We have noted that since early times, governments have issued standard coinage and set standard weights and measures. Private property and a system of laws are also required in a market economy[1].
Most of the economies in the world today use a more-or-less managed capitalism model. Such a system has a robust market economy with private ownership, but government works to keep markets competitive, deal with market externalities, promote full employment, ensure that wages are sufficient to live on, provide some forms of social insurance, and smooth out business cycles. There has been an ongoing debate in both economics and politics about the extent to which government should intervene in the working of the market. “Neoliberalism” which is paradoxically a philosophy associated with conservatives, asserts that less government intervention in the market and lower taxes increases growth and makes us all richer, at least in the aggregate. Neoliberal policies (think “deregulation” and “supply side” and “trickle down” economics) were put in place in the United States under Ronald Reagan and in Britian by Margaret Thatcher. You can draw your own conclusions as to whether this was good, bad, or indifferent, when we look at the data on growth and inequality in Part II. Suffice it to say that too little government involvement in the market can be as bad as too much.
Managed capitalist economies, indeed, any market economy, is prone to booms and busts. These can be extremely painful, the Great Depression being a prime example. At the time, economic theory said that the free market would address these busts automatically: workers would simply have to take lower wages until full employment was again restored. Under supply and demand curves as usually drawn, this might seem to make sense. But what if there is no demand for labor? The economist, John Maynard Keynes, pointed this out and suggested that the problem was one of inadequate demand. If, for whatever reason, demand for goods and services falls in an economy, the demand for workers falls and some of them are let go. The unemployed are going to spend less, reducing demand further, and other workers become insecure and start spending less as well. Demand crashes, unemployment rises, and voila, you have a depression. Keynes suggested that governments should pump up demand by spending to make up for the lack of consumer spending. This is precisely what was done by FDR, and it worked.
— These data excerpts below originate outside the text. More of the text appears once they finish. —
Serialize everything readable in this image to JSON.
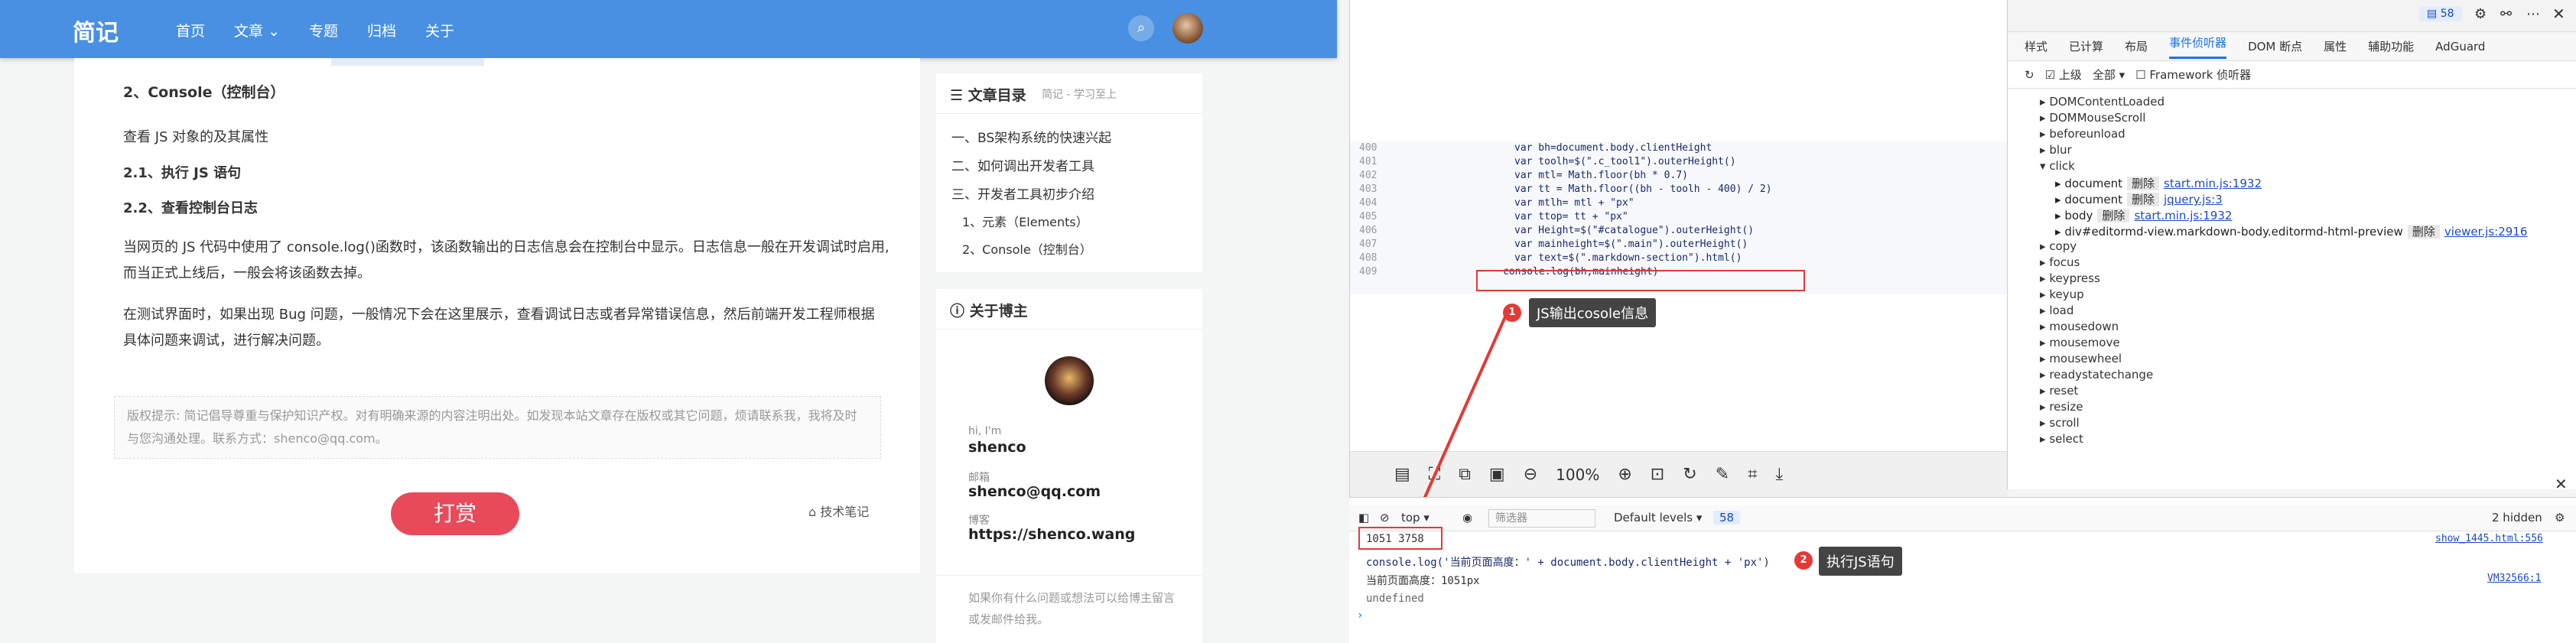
{
  "blog": {
    "logo": "简记",
    "nav": [
      "首页",
      "文章",
      "专题",
      "归档",
      "关于"
    ],
    "nav_arrow": "chevron-down-icon",
    "search_icon": "search-icon",
    "article": {
      "h2": "2、Console（控制台）",
      "p1": "查看 JS 对象的及其属性",
      "h3a": "2.1、执行 JS 语句",
      "h3b": "2.2、查看控制台日志",
      "p2a": "当网页的 JS 代码中使用了 console.log()函数时，该函数输出的日志信息会在控制台中显示。日志信息一般在开发调试时启用,",
      "p2b": "而当正式上线后，一般会将该函数去掉。",
      "p3a": "在测试界面时，如果出现 Bug 问题，一般情况下会在这里展示，查看调试日志或者异常错误信息，然后前端开发工程师根据",
      "p3b": "具体问题来调试，进行解决问题。",
      "notice_a": "版权提示: 简记倡导尊重与保护知识产权。对有明确来源的内容注明出处。如发现本站文章存在版权或其它问题，烦请联系我，我将及时",
      "notice_b": "与您沟通处理。联系方式：shenco@qq.com。",
      "reward": "打赏",
      "category": "技术笔记"
    },
    "toc": {
      "title": "文章目录",
      "sub": "简记 - 学习至上",
      "items": [
        "一、BS架构系统的快速兴起",
        "二、如何调出开发者工具",
        "三、开发者工具初步介绍",
        "1、元素（Elements）",
        "2、Console（控制台）"
      ]
    },
    "about": {
      "title": "关于博主",
      "hi": "hi, I'm",
      "name": "shenco",
      "mail_label": "邮箱",
      "mail": "shenco@qq.com",
      "blog_label": "博客",
      "blog": "https://shenco.wang",
      "foot": "如果你有什么问题或想法可以给博主留言或发邮件给我。"
    }
  },
  "editor": {
    "lines": [
      {
        "n": "400",
        "t": "var bh=document.body.clientHeight"
      },
      {
        "n": "401",
        "t": "var toolh=$(\".c_tool1\").outerHeight()"
      },
      {
        "n": "402",
        "t": "var mtl= Math.floor(bh * 0.7)"
      },
      {
        "n": "403",
        "t": "var tt = Math.floor((bh - toolh - 400) / 2)"
      },
      {
        "n": "404",
        "t": "var mtlh= mtl + \"px\""
      },
      {
        "n": "405",
        "t": "var ttop= tt + \"px\""
      },
      {
        "n": "406",
        "t": "var Height=$(\"#catalogue\").outerHeight()"
      },
      {
        "n": "407",
        "t": "var mainheight=$(\".main\").outerHeight()"
      },
      {
        "n": "408",
        "t": "var text=$(\".markdown-section\").html()"
      },
      {
        "n": "409",
        "t": "console.log(bh,mainheight)"
      }
    ],
    "tip1": "JS输出cosole信息",
    "badge1": "1",
    "zoom": "100%"
  },
  "devtools": {
    "counter": "58",
    "tabs": [
      "样式",
      "已计算",
      "布局",
      "事件侦听器",
      "DOM 断点",
      "属性",
      "辅助功能",
      "AdGuard"
    ],
    "filter_up": "上级",
    "filter_all": "全部",
    "framework": "Framework 侦听器",
    "events": [
      "DOMContentLoaded",
      "DOMMouseScroll",
      "beforeunload",
      "blur",
      "click"
    ],
    "click_items": [
      {
        "el": "document",
        "src": "start.min.js:1932"
      },
      {
        "el": "document",
        "src": "jquery.js:3"
      },
      {
        "el": "body",
        "src": "start.min.js:1932"
      },
      {
        "el": "div#editormd-view.markdown-body.editormd-html-preview",
        "src": "viewer.js:2916"
      }
    ],
    "delete": "删除",
    "events2": [
      "copy",
      "focus",
      "keypress",
      "keyup",
      "load",
      "mousedown",
      "mousemove",
      "mousewheel",
      "readystatechange",
      "reset",
      "resize",
      "scroll",
      "select"
    ]
  },
  "console": {
    "top": "top",
    "filter": "筛选器",
    "levels": "Default levels",
    "count": "58",
    "hidden": "2 hidden",
    "out1": "1051 3758",
    "src1": "show_1445.html:556",
    "cmd": "console.log('当前页面高度：' + document.body.clientHeight + 'px')",
    "res": "当前页面高度：1051px",
    "src2": "VM32566:1",
    "undef": "undefined",
    "tip2": "执行JS语句",
    "badge2": "2"
  }
}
When you think about it, the idea is common sense. The Biblical story of Jacob has him interpreting the dream of the Pharoah: save during the fat times and spend during the lean years. In Aesop’s fable, during the summer the ant puts away food for the winter. In similar fashion, governments can cool overheated inflationary economies by cutting back on spending or increasing taxes and spur a sagging economy by spending more or cutting taxes. This is called “fiscal policy” since it relates to spending. A second tool, monetary policy, is used to manipulate interest rates: lowering interest rates makes money cheaper, which boosts spending and the economy, while raising interest rates makes big ticket items more expensive and can cool inflation. Governments around the world use fiscal and monetary policy now to smooth economic swings.
The recent COVID epidemic shows how powerful these tools are. Without governments “printing money” as some would say (actually, borrowing) the world economy would have crashed. The Great Depression would have been a picnic in comparison. After the end of COVID a mismatch between low levels of supply and high levels of demand resulted in inflation which prompted central banks to raise interest rates.
In short, government has a crucial role to play in market economies.
[1] Strictly speaking you don’t need private property in a market economy. A farmer doesn’t need to own his land to take his crop to market, but he must have ownership of the product of his labor.